In that same chapter, Kushner talks about Makom, the place of God that can be found in the inch behind your heart. It is an indwelling of the Divine. If you place a Ha, in front of the word makom, Hamakom, the word means “The Place of God” capitalized, and is one of the many Hebrew names for God. This is not unlike the Quaker concept of “That of God in everyone.” So as we sit in worship and attend to that active life within, we are finding that place of God inside of us that speaks to that of God in others. It is that small still voice that we are waiting for, listening for, hoping for. That small still voice that will rise up out of that rich life between silence and sound and speak wisdom and revelation. And in lovely synchronistic fashion, the root of the word, Makom is Kom, the Hebrew word that means to rise.

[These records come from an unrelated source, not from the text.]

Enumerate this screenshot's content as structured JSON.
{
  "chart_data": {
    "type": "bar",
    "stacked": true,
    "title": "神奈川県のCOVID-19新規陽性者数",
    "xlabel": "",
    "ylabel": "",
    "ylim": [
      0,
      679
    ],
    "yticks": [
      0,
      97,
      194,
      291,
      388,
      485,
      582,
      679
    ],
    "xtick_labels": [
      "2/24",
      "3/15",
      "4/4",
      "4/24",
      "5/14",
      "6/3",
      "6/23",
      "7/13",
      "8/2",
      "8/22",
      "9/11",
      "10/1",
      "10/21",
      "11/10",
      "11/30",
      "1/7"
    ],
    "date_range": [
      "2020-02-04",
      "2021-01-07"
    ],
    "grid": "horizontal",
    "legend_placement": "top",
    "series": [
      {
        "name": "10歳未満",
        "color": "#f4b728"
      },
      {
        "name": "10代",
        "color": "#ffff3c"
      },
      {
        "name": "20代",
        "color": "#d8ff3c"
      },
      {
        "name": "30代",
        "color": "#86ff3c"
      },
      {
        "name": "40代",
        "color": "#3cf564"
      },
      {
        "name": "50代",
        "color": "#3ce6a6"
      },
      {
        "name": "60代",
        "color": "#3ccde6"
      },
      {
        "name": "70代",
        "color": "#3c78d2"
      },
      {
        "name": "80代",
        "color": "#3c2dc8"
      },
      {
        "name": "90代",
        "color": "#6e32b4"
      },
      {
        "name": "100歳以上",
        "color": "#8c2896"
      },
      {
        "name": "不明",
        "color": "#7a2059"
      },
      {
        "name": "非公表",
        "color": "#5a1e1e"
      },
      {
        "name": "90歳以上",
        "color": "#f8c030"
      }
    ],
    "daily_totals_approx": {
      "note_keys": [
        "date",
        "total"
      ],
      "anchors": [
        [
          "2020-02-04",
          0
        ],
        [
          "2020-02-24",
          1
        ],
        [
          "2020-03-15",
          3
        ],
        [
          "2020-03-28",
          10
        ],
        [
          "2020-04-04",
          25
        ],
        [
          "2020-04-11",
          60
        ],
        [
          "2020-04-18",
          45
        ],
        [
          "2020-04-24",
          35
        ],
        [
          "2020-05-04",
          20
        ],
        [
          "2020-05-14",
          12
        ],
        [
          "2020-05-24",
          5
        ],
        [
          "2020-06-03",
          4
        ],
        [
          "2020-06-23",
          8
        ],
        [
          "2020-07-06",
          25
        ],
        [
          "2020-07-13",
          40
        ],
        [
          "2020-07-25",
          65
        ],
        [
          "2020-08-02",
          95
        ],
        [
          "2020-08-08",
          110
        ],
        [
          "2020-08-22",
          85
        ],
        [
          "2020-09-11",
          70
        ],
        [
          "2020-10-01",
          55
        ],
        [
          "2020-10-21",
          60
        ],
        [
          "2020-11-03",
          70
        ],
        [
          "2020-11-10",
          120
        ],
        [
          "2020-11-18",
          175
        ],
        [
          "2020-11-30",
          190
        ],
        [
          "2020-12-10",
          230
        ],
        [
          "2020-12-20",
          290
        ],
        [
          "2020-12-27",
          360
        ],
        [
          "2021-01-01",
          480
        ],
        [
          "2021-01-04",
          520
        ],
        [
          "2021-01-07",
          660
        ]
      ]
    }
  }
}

So what does rise up? How do you discern if that small still voice is speaking just to you alone or is pushing you to rise and share with the community? Part of the process is the asking. Asking that voice, that presence of the Divine, that heart center, if you are led to share, to speak, to give forth. More often than not, the quiet revelations of our hearts are for us alone. A glimpse into meaning, purpose, connectivity of two or three or four pieces of our lives. An ah-ha moment that leads us to sigh, to sink into the comfort of being among friends, to smile and know that things make sense, things will be ok or alternatively, know what you need to do next.
And then there are those time, times when the words rolling through your mind, coursing through your veins, bubbling up from your heart, won’t leave you alone. You might begin to shake, you might begin to feel like you will explode if you don’t share, you might not feel anything at all expect the rightness that this message is for everyone to hear. It is in those moments when a gate appears in front of you, a way opens, and you are swept up through that gate into the call to minister, the call to share. You are a vessel for this message, a messenger of the divine wisdom, a friend among those who believe the truth you have to share.
And when you have shared, when the message has gone out from you and you sit down, sometimes you can still feel the tremors of the words coursing through your body. Sometimes you still shake with the thrill of being called. And most times you settle into that quiet rightness that you were faithful to the still small voice that resides in the Makom, the place of God right behind your heart.
Those are the good days. The experiences of worship where you listen, hear, discern, and respond to the life inside of you. Those of the times when everyone in this room feels connected, gathered together like a thread connects each of our hearts and when we sit together that thread brings us closer and closer to each other and to the Divine. But this is not everyday, not every Sunday. There are many times when the roar of life outside of us drowns out the life inside of us. When we are more concerned with making announcements, being heard, being seen, relaying information than we are listening to that rich activity inside. There are times when we rise to speak when we decide that the message that we are given is not eloquent enough, not comprehensive enough, not good enough to match our expectations or those expectations that others have for us. In those moments we talk too long, add too much, muddle the messages that have been given to us and ultimately outrun our guide.
What is beautiful though in all this humanness, is that we keep coming back. There is some sense of searching, some sense of hunger, some sense of belonging that keeps us coming back into the worship. We come back to listen, to quiet down, to hear what there is there, what wisdom, what message is available to us. We ask the question, is this for me? or is this for the community? And if prompted we respond to the later by rising and speaking. And when we are done, our community thanks us not for our message, but for being faithful to the message within us. We come back to be gathered together in a community of seekers. We come back to belong in this room, to belong in that heart room, to belong in the place between, between silence and sound.